As we reported last week, the Department of Justice and Enbridge have reached finally reached a settlement in the Marshall spill. For reasons we described in our post, we don’t think the settlement is at all satisfactory. And we’re not alone. In an excellent Smart Pig blog post, Rebecca Craven of the Pipeline Safety Trust also outlines some of the areas where the settlement appears to fall short. Our own view is that, in many ways, the settlement is quite advantageous to Enbridge.
However, there is one bit of good news in the settlement that we neglected to mention: it clearly prohibits Enbridge from ever re-using the original Line 6B. You might recall that this is something many of us in Michigan asked for repeatedly prior to construction of the new Line. But Enbridge always hedged. Now, that line will be decommissioned permanently, which is very good news indeed. Of course, even that injunction is less than ideal: it should have been part of the terms of approval of the new line and Enbridge should have been required to remove it, rather than leaving it in the ground.
Which brings us back to the consent decree. You see, as we mentioned in our last post, the proposed settlement contains a number of provisions relating to Enbridge’s Line 3 project in Minnesota, a project that might well induce in Michiganders a terrifying sense of déjà vu. Like Line 6B, Line 3 is old and deteriorating. The consent decree requires Enbridge to replace it and decommission the original Line 3. But this is in no way an onerous requirement for Enbridge and it certainly isn’t punishment. That’s because Enbridge already planned to “replace” the line. But as with Line 6B, they aren’t really “replacing” the line. Instead, they’re building a brand new one—an even bigger one—and they want to build it in a different location. Yes, you read that correctly: a larger diameter pipeline in a different location. To call that a replacement is an abuse of language. It’s also a very clever way of skirting the requirements of their presidential permit for that line—a replay of their Line 6B strategy.

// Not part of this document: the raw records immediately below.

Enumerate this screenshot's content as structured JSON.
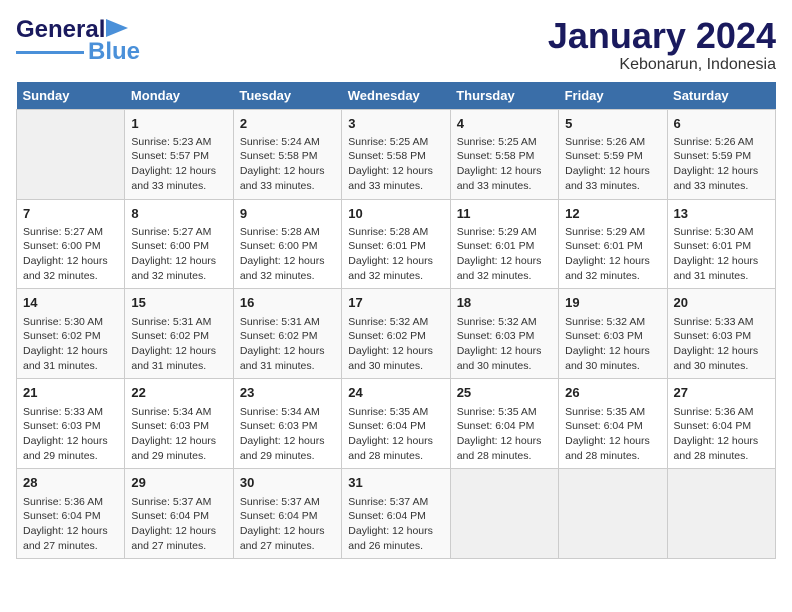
{
  "logo": {
    "text1": "General",
    "text2": "Blue"
  },
  "title": "January 2024",
  "subtitle": "Kebonarun, Indonesia",
  "weekdays": [
    "Sunday",
    "Monday",
    "Tuesday",
    "Wednesday",
    "Thursday",
    "Friday",
    "Saturday"
  ],
  "weeks": [
    [
      {
        "day": "",
        "info": ""
      },
      {
        "day": "1",
        "info": "Sunrise: 5:23 AM\nSunset: 5:57 PM\nDaylight: 12 hours\nand 33 minutes."
      },
      {
        "day": "2",
        "info": "Sunrise: 5:24 AM\nSunset: 5:58 PM\nDaylight: 12 hours\nand 33 minutes."
      },
      {
        "day": "3",
        "info": "Sunrise: 5:25 AM\nSunset: 5:58 PM\nDaylight: 12 hours\nand 33 minutes."
      },
      {
        "day": "4",
        "info": "Sunrise: 5:25 AM\nSunset: 5:58 PM\nDaylight: 12 hours\nand 33 minutes."
      },
      {
        "day": "5",
        "info": "Sunrise: 5:26 AM\nSunset: 5:59 PM\nDaylight: 12 hours\nand 33 minutes."
      },
      {
        "day": "6",
        "info": "Sunrise: 5:26 AM\nSunset: 5:59 PM\nDaylight: 12 hours\nand 33 minutes."
      }
    ],
    [
      {
        "day": "7",
        "info": "Sunrise: 5:27 AM\nSunset: 6:00 PM\nDaylight: 12 hours\nand 32 minutes."
      },
      {
        "day": "8",
        "info": "Sunrise: 5:27 AM\nSunset: 6:00 PM\nDaylight: 12 hours\nand 32 minutes."
      },
      {
        "day": "9",
        "info": "Sunrise: 5:28 AM\nSunset: 6:00 PM\nDaylight: 12 hours\nand 32 minutes."
      },
      {
        "day": "10",
        "info": "Sunrise: 5:28 AM\nSunset: 6:01 PM\nDaylight: 12 hours\nand 32 minutes."
      },
      {
        "day": "11",
        "info": "Sunrise: 5:29 AM\nSunset: 6:01 PM\nDaylight: 12 hours\nand 32 minutes."
      },
      {
        "day": "12",
        "info": "Sunrise: 5:29 AM\nSunset: 6:01 PM\nDaylight: 12 hours\nand 32 minutes."
      },
      {
        "day": "13",
        "info": "Sunrise: 5:30 AM\nSunset: 6:01 PM\nDaylight: 12 hours\nand 31 minutes."
      }
    ],
    [
      {
        "day": "14",
        "info": "Sunrise: 5:30 AM\nSunset: 6:02 PM\nDaylight: 12 hours\nand 31 minutes."
      },
      {
        "day": "15",
        "info": "Sunrise: 5:31 AM\nSunset: 6:02 PM\nDaylight: 12 hours\nand 31 minutes."
      },
      {
        "day": "16",
        "info": "Sunrise: 5:31 AM\nSunset: 6:02 PM\nDaylight: 12 hours\nand 31 minutes."
      },
      {
        "day": "17",
        "info": "Sunrise: 5:32 AM\nSunset: 6:02 PM\nDaylight: 12 hours\nand 30 minutes."
      },
      {
        "day": "18",
        "info": "Sunrise: 5:32 AM\nSunset: 6:03 PM\nDaylight: 12 hours\nand 30 minutes."
      },
      {
        "day": "19",
        "info": "Sunrise: 5:32 AM\nSunset: 6:03 PM\nDaylight: 12 hours\nand 30 minutes."
      },
      {
        "day": "20",
        "info": "Sunrise: 5:33 AM\nSunset: 6:03 PM\nDaylight: 12 hours\nand 30 minutes."
      }
    ],
    [
      {
        "day": "21",
        "info": "Sunrise: 5:33 AM\nSunset: 6:03 PM\nDaylight: 12 hours\nand 29 minutes."
      },
      {
        "day": "22",
        "info": "Sunrise: 5:34 AM\nSunset: 6:03 PM\nDaylight: 12 hours\nand 29 minutes."
      },
      {
        "day": "23",
        "info": "Sunrise: 5:34 AM\nSunset: 6:03 PM\nDaylight: 12 hours\nand 29 minutes."
      },
      {
        "day": "24",
        "info": "Sunrise: 5:35 AM\nSunset: 6:04 PM\nDaylight: 12 hours\nand 28 minutes."
      },
      {
        "day": "25",
        "info": "Sunrise: 5:35 AM\nSunset: 6:04 PM\nDaylight: 12 hours\nand 28 minutes."
      },
      {
        "day": "26",
        "info": "Sunrise: 5:35 AM\nSunset: 6:04 PM\nDaylight: 12 hours\nand 28 minutes."
      },
      {
        "day": "27",
        "info": "Sunrise: 5:36 AM\nSunset: 6:04 PM\nDaylight: 12 hours\nand 28 minutes."
      }
    ],
    [
      {
        "day": "28",
        "info": "Sunrise: 5:36 AM\nSunset: 6:04 PM\nDaylight: 12 hours\nand 27 minutes."
      },
      {
        "day": "29",
        "info": "Sunrise: 5:37 AM\nSunset: 6:04 PM\nDaylight: 12 hours\nand 27 minutes."
      },
      {
        "day": "30",
        "info": "Sunrise: 5:37 AM\nSunset: 6:04 PM\nDaylight: 12 hours\nand 27 minutes."
      },
      {
        "day": "31",
        "info": "Sunrise: 5:37 AM\nSunset: 6:04 PM\nDaylight: 12 hours\nand 26 minutes."
      },
      {
        "day": "",
        "info": ""
      },
      {
        "day": "",
        "info": ""
      },
      {
        "day": "",
        "info": ""
      }
    ]
  ]
}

But the Line 3 boondoggle is even worse than the Line 6B replacement. That’s because the consent decree does not require the permanent decommissioning of the original Line 3. Instead, it lays out a number of conditions that would allow Enbridge to continue to operate it. That’s deeply troubling. If that line is going to be decommissioned, we agree with our friends in Minnesota that it should be taken out of the ground, just as should have been done with Line 3 (in fact, you can support their efforts by signing this petition). But instead, the settlement leaves open the possibility of allowing Enbridge to operate both a new Line 3 in a new location and the old Line 3. As a result, Enbridge, cunningly, seems to have negotiated an agreement with the Department of Justice that essentially rewards them for the costliest inland oil spill in U.S. history.
But here’s the (potentially) good news: the settlement is not yet final. The public has 30 days to comment on it. We urge you to do so. In particular, we urge you to ask the DoJ to remove the Line 3 provisions altogether. After all, what do those things have to do with affairs in Michigan in the first place? You might also encourage DoJ to file criminal charges and to require Supplemental Environmental Projects that could benefit Michigan. Lastly, you might ask for some tougher requirements with regard to Line 5. Instead of giving them tacit permission to continue to operate those lines, Enbridge should have to generate a plan to shut down and remove those dangerous pipelines from beneath the Straits of Mackinac once and for all.
For more reasons you should oppose the Line 3 project and helpful links for commenting on the consent decree, visit this page from our friends at Honor the Earth.
Could we at some point get Candice Miller to advocate for us? She feels deeply about these issues and might need to be a silent partner, but I really think that she could give us advice to move our cause forward faster
Thanks as always for the important news. Several years ago, I went through dozens and dozens of old easement agreements for the Enbridge Line 6b pipeline. All of them allowed the company to construct, operate, and/or remove a pipeline meant to carry something. None of them provided an easement for a pipeline that was not meant to carry anything. At the time, I pointed out to Enbridge that they had to remove the old pipeline because their easement did not include a pipeline that was decommissioned… but they countered that being decommissioned did not mean it couldn’t be used in the future. So, they argued they could leave it there and be in accord with the original easements. If Enbridge is now going to permanently decommission the old Line 6B, which is a great thing (it really shouldn’t be used for anything else in the future), then it seems they should have to actually remove the old line as their easements do not cover a pipeline that cannot be used to carry anything. Or, re-do their easements to cover a pipeline that cannot be used to carry anything. I think they should have to renegotiate with landowners to leave the old, decommissioned pipe in, and the homeowners should demand a very high cost to do so.
P.S. Re-doing the old easements should include holding Enbridge, and not the landowners, liable for any environmental cleanup.
Agree. It is reassuring to have this blog because without it, we are all individual deer in the headlights and late to learn about new encroachments.